Nel suo saggio “La scienza come professione” (1919), il sociologo tedesco Max Weber introduce il concetto di disincantamento del mondo per descrivere quella perdita di spiegazioni magiche e animistiche che ha accompagnato lo sviluppo tecnologico della società, perdita che nei fatti ha portato a un diverso atteggiamento nei confronti del reale.

[…] il reincantamento è il processo opposto a questo. Si potrebbe quindi definire come il tentativo di sviluppare una nuova razionalità empatica, vicina a tutte le forme del vivere, e che – questo secondo me è l’essenziale – rimanga consapevole che le nostre teorie sul mondo, e le loro conseguenti applicazioni, non colgono che una parte della realtà, lasciandone fuori quell’elemento ineffabile.

Questo lungo articolo tocca numerosi tentativi (più o meno riusciti) di rimettere l’ineffabile all’interno dell’insieme: Edmund Husserl e la sua lebenswelt, Federico Campagna e la causalità ridotta a funzione produttiva più che creativa, QAnon e i loro (quantomeno goffi) tentativi di ridare un senso a ciò che percepiscono come insensato…

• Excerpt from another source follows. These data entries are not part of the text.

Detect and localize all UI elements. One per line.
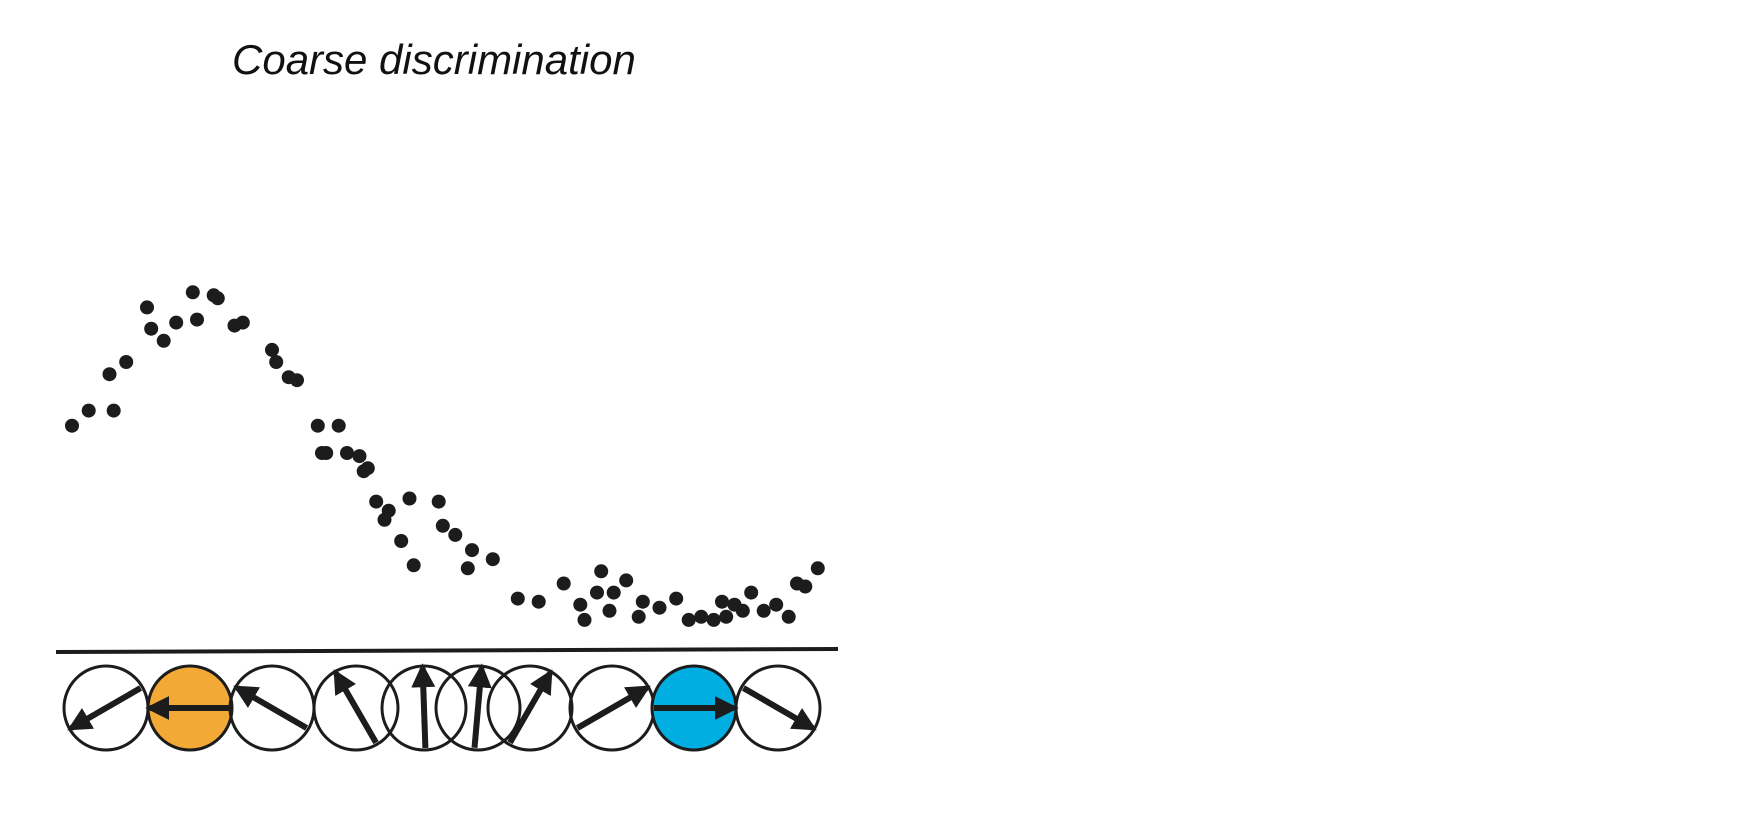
response-dot	[590, 585, 604, 600]
response-dot	[394, 534, 409, 548]
response-dot	[319, 446, 334, 460]
response-dot	[602, 603, 617, 618]
response-dot	[435, 518, 450, 533]
neuron-circle	[734, 664, 822, 752]
response-dot	[144, 321, 159, 336]
response-dot	[119, 355, 134, 369]
response-dot	[340, 446, 354, 460]
response-dot	[402, 491, 417, 506]
response-dot	[65, 418, 79, 433]
response-dot	[169, 315, 184, 330]
response-dot	[265, 342, 279, 357]
orientation-arrow-icon	[575, 685, 651, 731]
neuron-circle	[486, 664, 574, 752]
response-dot	[594, 564, 609, 579]
response-dot	[431, 494, 446, 509]
neuron-8	[568, 664, 656, 752]
response-dot	[719, 609, 734, 624]
response-dot	[190, 312, 204, 327]
response-dot	[652, 600, 667, 615]
response-dot	[694, 609, 709, 624]
response-dot	[619, 573, 634, 588]
orientation-arrow-icon	[411, 663, 436, 749]
response-dot	[744, 585, 759, 600]
response-dot	[235, 315, 250, 330]
response-dot	[310, 418, 325, 433]
neuron-1	[62, 664, 150, 752]
response-dot	[635, 594, 650, 609]
neuron-circle	[312, 664, 400, 752]
response-dot	[781, 609, 796, 624]
orientation-arrow-icon	[507, 669, 553, 745]
response-dot	[606, 585, 621, 600]
orientation-arrow-icon	[467, 663, 492, 749]
response-dot	[756, 603, 771, 618]
response-dot	[573, 597, 588, 612]
response-dot	[352, 449, 367, 464]
response-dot	[102, 367, 117, 382]
response-dot	[669, 591, 684, 606]
response-dot	[81, 403, 96, 418]
response-dot	[210, 291, 225, 306]
response-dot	[798, 579, 813, 594]
neuron-6	[434, 663, 522, 752]
response-dot	[360, 461, 375, 476]
response-dot	[769, 597, 784, 612]
response-dot	[485, 552, 500, 567]
response-dot	[290, 373, 304, 388]
orientation-arrow-icon	[233, 685, 309, 731]
response-dot	[735, 603, 750, 618]
neuron-row	[62, 663, 822, 752]
neuron-4	[312, 664, 400, 752]
response-dot	[369, 494, 384, 509]
neuron-7	[486, 664, 574, 752]
response-dot	[577, 612, 592, 627]
neuron-3	[228, 664, 316, 752]
response-dot	[460, 561, 475, 576]
response-dot	[706, 612, 721, 627]
neuron-2	[145, 664, 234, 752]
response-dot	[185, 285, 200, 300]
baseline	[55, 647, 839, 654]
response-dot	[810, 561, 825, 576]
response-dot	[631, 609, 646, 624]
orientation-arrow-icon	[741, 685, 817, 731]
response-dot	[556, 576, 571, 591]
response-dot	[106, 403, 121, 418]
neuron-10	[734, 664, 822, 752]
response-dot	[681, 612, 696, 627]
response-dot	[331, 418, 346, 433]
response-dot	[510, 591, 525, 606]
neuron-9	[650, 664, 739, 752]
response-dot	[448, 527, 463, 542]
chart-title: Coarse discrimination	[232, 36, 636, 83]
response-dot	[406, 558, 421, 573]
response-dot	[531, 594, 546, 609]
orientation-arrow-icon	[333, 669, 379, 745]
response-dot	[156, 333, 171, 348]
neuron-5	[380, 663, 468, 752]
response-dot	[715, 594, 729, 609]
response-dot	[465, 543, 479, 558]
response-dot	[140, 300, 154, 315]
response-dots	[65, 285, 825, 627]
orientation-arrow-icon	[67, 685, 143, 731]
response-dot	[269, 355, 284, 369]
response-dot	[381, 503, 396, 518]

Sino a tornare al ruolo di scienza e tecnica all’interno del processo di reincantamento:

MM: Quest’ultimo punto è importante sottolinearlo. Il reincantamento non è una prassi contro la scienza, qualsiasi lettura in questo senso sarebbe faziosa. Il reincantamento è una prassi contro il modello che la tecnica ha imposto nell’organizzare le nostre conoscenze sociali, politiche, biologiche, psicologiche eccetera.

VG: Ma oserei dire che il reincantamento non è nemmeno una prassi contro la tecnica. Non si tratta di abbandonare la tecnologia, bensì semplicemente di ristrutturare – re-immaginare, per restare in tema – le nostre tecnologie intorno ai bisogni della natura al fine di evocare un futuro auspicabile.